With the average cost for a data breach in the US rising to $9.44M, taking proactive measures to increase your cybersecurity posture is not optional. Threat hunting has become a particularly popular practice among organizations seeking to take a proactive approach to their risk mitigation strategies. But what is threat hunting in cyber security, and how does it work?
What Is Threat Hunting in Cyber Security?
Threat hunting, also called “incident response without the incident” sits in the ‘Active Defense’ phase of the sliding scale of cyber security. The National Cyber Security Strategy defines threat hunting as, “the proactive, iterative and human-centric identification of cyber threats that are internal to an IT network and have evaded existing security controls.”
Source: Detecting the Unknown – A Guide to Threat Hunting
When performed by skilled cybersecurity specialists, with the right tools, threat hunting allows organizations to better identify and remediate advanced persistent threats (APT), improving security posture and reducing their risk profile.
MITRE ATT&CK® (Adversarial Tactics, Techniques, and Common Knowledge) is one of a handful of frameworks used to understand adversary behavior in cyberattacks (another being the Lockheed Martin Cyber Kill Chain®).
Essentially, the MITRE ATT&CK® framework is a knowledge base built from adversary techniques and tactics observed out in the real world. ATT&CK may be used to emulate adversary scenarios to test and verify defenses, run red team operations, assess suspicious behavior, and evaluate SOC effectiveness.
As normal practice, organizations mature their Architecture and Passive Defense (such as vulnerability management and technical controls) before partaking in threat hunting.
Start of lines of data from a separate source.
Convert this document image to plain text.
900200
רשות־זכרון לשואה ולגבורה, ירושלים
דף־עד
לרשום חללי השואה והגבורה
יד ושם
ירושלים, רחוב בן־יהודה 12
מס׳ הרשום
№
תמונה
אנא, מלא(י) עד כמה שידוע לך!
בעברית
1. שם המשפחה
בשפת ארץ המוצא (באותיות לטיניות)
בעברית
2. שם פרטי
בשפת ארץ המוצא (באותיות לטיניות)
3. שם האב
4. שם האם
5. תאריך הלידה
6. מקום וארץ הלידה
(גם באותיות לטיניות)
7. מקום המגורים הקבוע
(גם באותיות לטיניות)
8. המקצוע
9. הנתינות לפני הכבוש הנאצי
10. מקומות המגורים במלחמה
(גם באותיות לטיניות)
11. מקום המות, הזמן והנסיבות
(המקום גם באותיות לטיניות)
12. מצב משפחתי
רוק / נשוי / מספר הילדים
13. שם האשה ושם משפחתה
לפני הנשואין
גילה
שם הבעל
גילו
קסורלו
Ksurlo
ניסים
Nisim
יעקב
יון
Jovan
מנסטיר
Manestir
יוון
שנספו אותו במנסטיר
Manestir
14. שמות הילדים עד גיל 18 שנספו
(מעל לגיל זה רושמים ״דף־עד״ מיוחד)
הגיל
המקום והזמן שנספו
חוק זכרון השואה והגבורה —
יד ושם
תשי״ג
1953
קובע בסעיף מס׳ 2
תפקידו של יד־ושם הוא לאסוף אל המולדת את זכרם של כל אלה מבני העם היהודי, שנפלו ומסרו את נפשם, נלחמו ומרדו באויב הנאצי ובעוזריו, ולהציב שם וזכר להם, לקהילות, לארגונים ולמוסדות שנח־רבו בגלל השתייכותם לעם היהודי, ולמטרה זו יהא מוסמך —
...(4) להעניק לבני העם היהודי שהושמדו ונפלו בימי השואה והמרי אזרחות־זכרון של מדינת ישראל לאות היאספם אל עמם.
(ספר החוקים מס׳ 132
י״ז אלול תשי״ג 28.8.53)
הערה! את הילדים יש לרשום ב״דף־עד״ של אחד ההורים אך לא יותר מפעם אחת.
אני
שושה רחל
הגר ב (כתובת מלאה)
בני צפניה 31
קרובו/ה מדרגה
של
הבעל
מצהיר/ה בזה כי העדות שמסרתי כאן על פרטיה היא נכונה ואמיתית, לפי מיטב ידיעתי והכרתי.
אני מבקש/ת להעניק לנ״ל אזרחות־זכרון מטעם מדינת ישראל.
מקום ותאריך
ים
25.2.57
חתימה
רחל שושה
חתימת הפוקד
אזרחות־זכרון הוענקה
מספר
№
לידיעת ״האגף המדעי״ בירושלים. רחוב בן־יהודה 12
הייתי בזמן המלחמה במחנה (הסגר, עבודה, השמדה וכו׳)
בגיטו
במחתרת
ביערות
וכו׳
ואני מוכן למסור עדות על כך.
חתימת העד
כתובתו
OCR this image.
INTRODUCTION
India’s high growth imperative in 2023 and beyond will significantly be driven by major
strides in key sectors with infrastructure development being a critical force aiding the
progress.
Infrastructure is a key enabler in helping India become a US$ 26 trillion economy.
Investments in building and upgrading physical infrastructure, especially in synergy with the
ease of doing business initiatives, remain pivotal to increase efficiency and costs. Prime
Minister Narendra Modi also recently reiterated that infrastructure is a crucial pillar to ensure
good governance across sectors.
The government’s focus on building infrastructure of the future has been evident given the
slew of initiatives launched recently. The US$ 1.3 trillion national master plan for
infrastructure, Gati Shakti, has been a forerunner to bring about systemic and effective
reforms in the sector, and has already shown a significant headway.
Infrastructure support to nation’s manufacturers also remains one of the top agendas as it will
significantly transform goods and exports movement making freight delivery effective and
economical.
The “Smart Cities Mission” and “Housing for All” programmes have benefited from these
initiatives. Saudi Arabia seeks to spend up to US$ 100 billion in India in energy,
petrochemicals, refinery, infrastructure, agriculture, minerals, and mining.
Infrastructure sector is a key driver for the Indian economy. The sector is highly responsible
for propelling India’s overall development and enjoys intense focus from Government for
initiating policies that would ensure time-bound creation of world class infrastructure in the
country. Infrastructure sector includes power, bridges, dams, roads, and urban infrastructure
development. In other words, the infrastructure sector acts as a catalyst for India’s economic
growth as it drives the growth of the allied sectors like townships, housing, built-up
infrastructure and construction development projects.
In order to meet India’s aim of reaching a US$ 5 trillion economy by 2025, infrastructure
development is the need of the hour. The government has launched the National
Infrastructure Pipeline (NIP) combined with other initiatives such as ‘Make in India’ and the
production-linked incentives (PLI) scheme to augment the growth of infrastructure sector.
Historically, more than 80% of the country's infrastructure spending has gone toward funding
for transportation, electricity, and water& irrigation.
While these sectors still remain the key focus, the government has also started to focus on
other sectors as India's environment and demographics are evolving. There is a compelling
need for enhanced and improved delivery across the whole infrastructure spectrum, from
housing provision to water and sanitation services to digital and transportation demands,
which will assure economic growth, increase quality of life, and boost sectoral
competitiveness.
What’s the Difference Between Cyber Threat Hunting vs Cyber Threat Detection
Proactivity. Security operation center (SOC) teams usually adopt a reactive approach to threats: they respond to alerts issued by SIEM solutions, triaging the threat, and then escalating it to a specialized team for remediation.
Threat hunting, on the other hand, is pursued proactively and before the threat triggers monitoring solutions. Threat hunters are driven by their own hypotheses and expertise about potential threats. Hypotheses are open-ended, for want of a better word; threat hunters assess their network (or system domain), and investigations are guided by what they discover. That means malicious actors and malware can be detected before it can exploit the organization’s systems.
Reactive protection can only identify “known known” threats, while proactive threat hunting capabilities can identify “known unknown” and “unknown unknown” threats.
Who Needs Threat Hunting?
While any business can benefit from threat hunting security technology, there are some industries and circumstances that make it particularly important. For example, companies in heavily regulated industries such as healthcare, finance, and defense are often required by law to take proactive steps to ensure their systems have not been compromised.
Businesses that handle large amounts of sensitive customer data are also at a higher risk for attacks, and need to be extra vigilant in their threat hunting efforts.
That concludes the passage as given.